Die Schulpflicht in Hessen besteht darüber hinaus auch bei der Teilnahme an "sonstigen pflichtmäßigen Schulveranstaltungen" (§ 69 Abs. 4 SchulG). Hierzu wird man (analog den Regelungen anderer Bundesländer wie Baden-Württemberg) gemeinhin die folgenden Veranstaltungen zählen müssen:

  • Wanderungen und Jahresausflüge,
  • Chor, Orchester- und Sporttage,
  • Besuch von bildungsfördernden Veranstaltungen sowie Theateraufführungen und musikalischen Darbietungen,
  • Lehr- und Studienfahrten sowie Veranstaltungen im Rahmen der politischen Bildung,
  • Schullandheimaufenthalte,
  • Lerngänge und Betriebserkundungen,
  • Projekttage,
  • Schüleraustausch mit dem Ausland,
  • Internationale Schülerbegegnungen mit Staaten Mittel- und Osteuropas.

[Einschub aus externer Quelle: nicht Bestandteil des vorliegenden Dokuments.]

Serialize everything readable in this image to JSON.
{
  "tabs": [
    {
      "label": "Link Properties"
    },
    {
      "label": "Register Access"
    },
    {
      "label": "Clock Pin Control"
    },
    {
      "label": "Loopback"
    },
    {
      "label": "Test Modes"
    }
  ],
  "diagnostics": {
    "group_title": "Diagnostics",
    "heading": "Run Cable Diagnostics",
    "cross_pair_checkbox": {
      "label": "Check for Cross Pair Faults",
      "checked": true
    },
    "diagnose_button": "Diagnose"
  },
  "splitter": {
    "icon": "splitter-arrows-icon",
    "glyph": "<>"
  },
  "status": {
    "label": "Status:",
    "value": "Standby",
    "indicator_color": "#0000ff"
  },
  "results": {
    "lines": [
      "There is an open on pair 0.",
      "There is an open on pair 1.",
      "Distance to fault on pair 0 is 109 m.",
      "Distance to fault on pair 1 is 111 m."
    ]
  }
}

Nach richtiger Auffassung von Niehues/Rux (aaO. R 245) sollte eine Teilnahmepflicht allerdings dann nicht bestehen, wenn die Veranstaltungen nicht der Unterrichtung und Erziehung der Kinder dienen oder nicht mit dem Schulunterricht in unmittelbarem Zusammenhang stehen. Andernfalls würde der Inhalt des Schulverhältnisses über die Maßen ausgedehnt. Allerdings wird ein solcher Fall nur ganz selten vorliegen, da die meisten der obig genannten Veranstaltungen eindeutig schulische Zwecke verfolgen.

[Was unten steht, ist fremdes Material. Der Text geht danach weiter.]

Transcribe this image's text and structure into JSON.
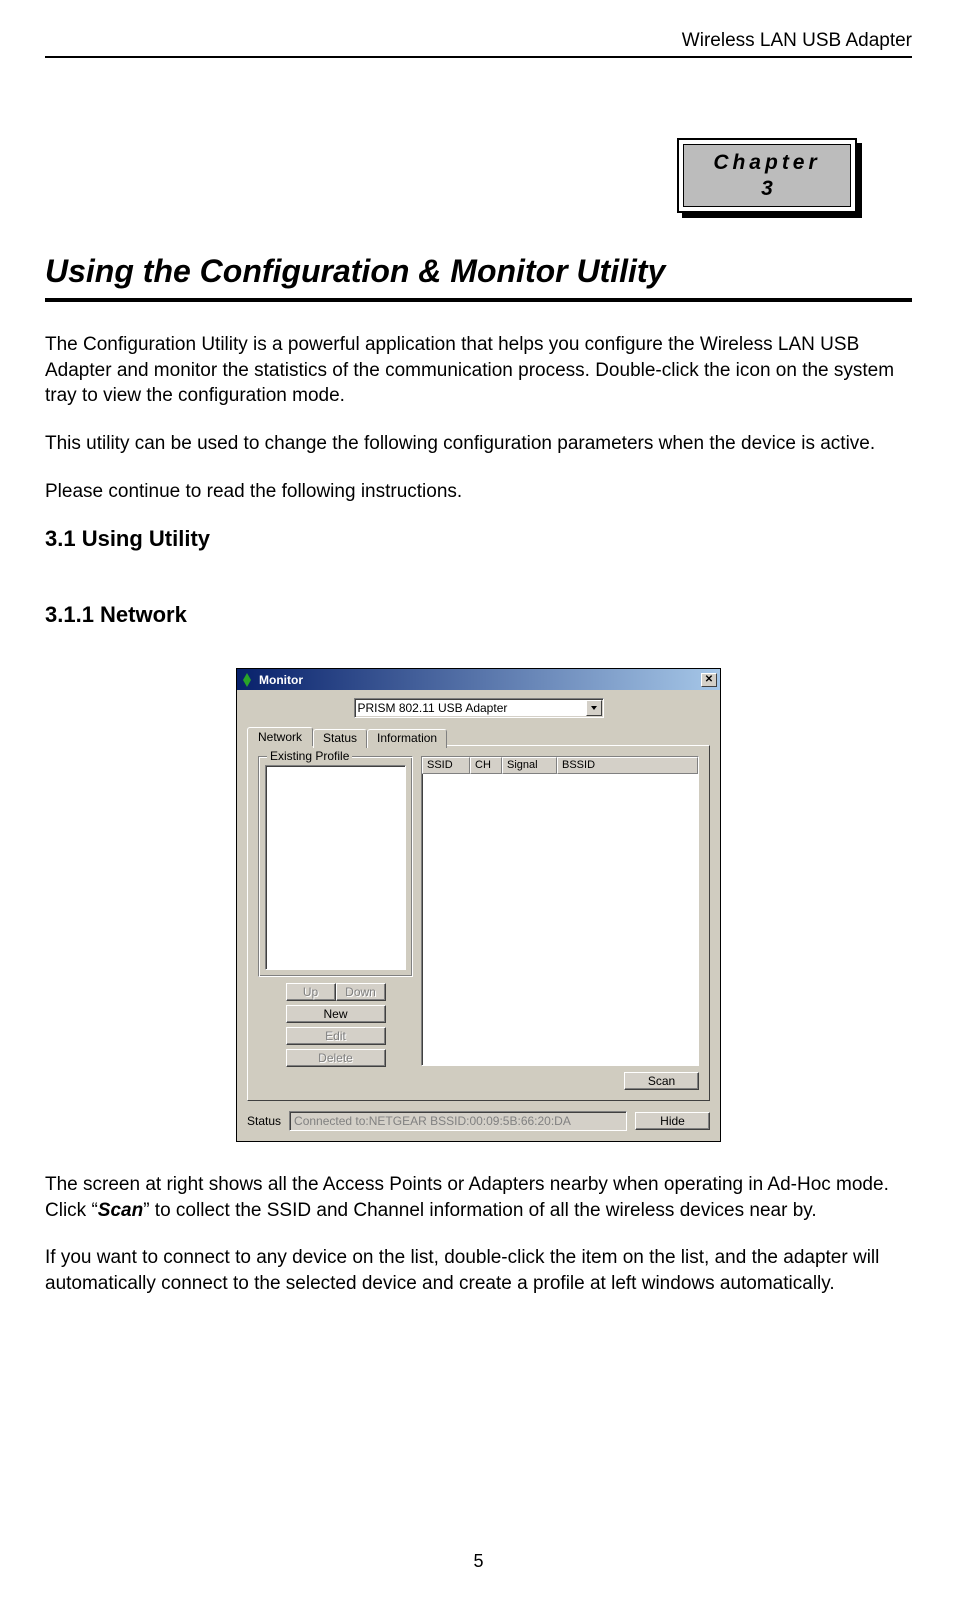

Immer wieder kann es auch zu Problemen kommen, wenn solche Veranstaltungen länger gehen und Geld kosten. Auch in diesen Fällen beharrt die Schule regelmäßig auf einer Teilnahme, während die Familie lieber möchte, daß das Kind solange an bei der Parallelklasse unterrichtet wird. Gerade diese Fääe werden oftmals "hart verhandelt", obwohl es eigentlich klar sein sollte, daß man auch in einer anderen Klasse seiner Schulpflicht nachkommt. Die Schulen stellen oftmals aber auch auf die Sozialfunktion der Schule ab... Nach meinem Dafüürhalten ist allerdings auch unter diesem Aspekt kein Zwang zur Klassenfahrt denkbar, zumal die "Argumente" der Schule oftmals zynisch erscheinen, weil es häufig gemobbte Schüler sind, die nicht mitfahren möchten...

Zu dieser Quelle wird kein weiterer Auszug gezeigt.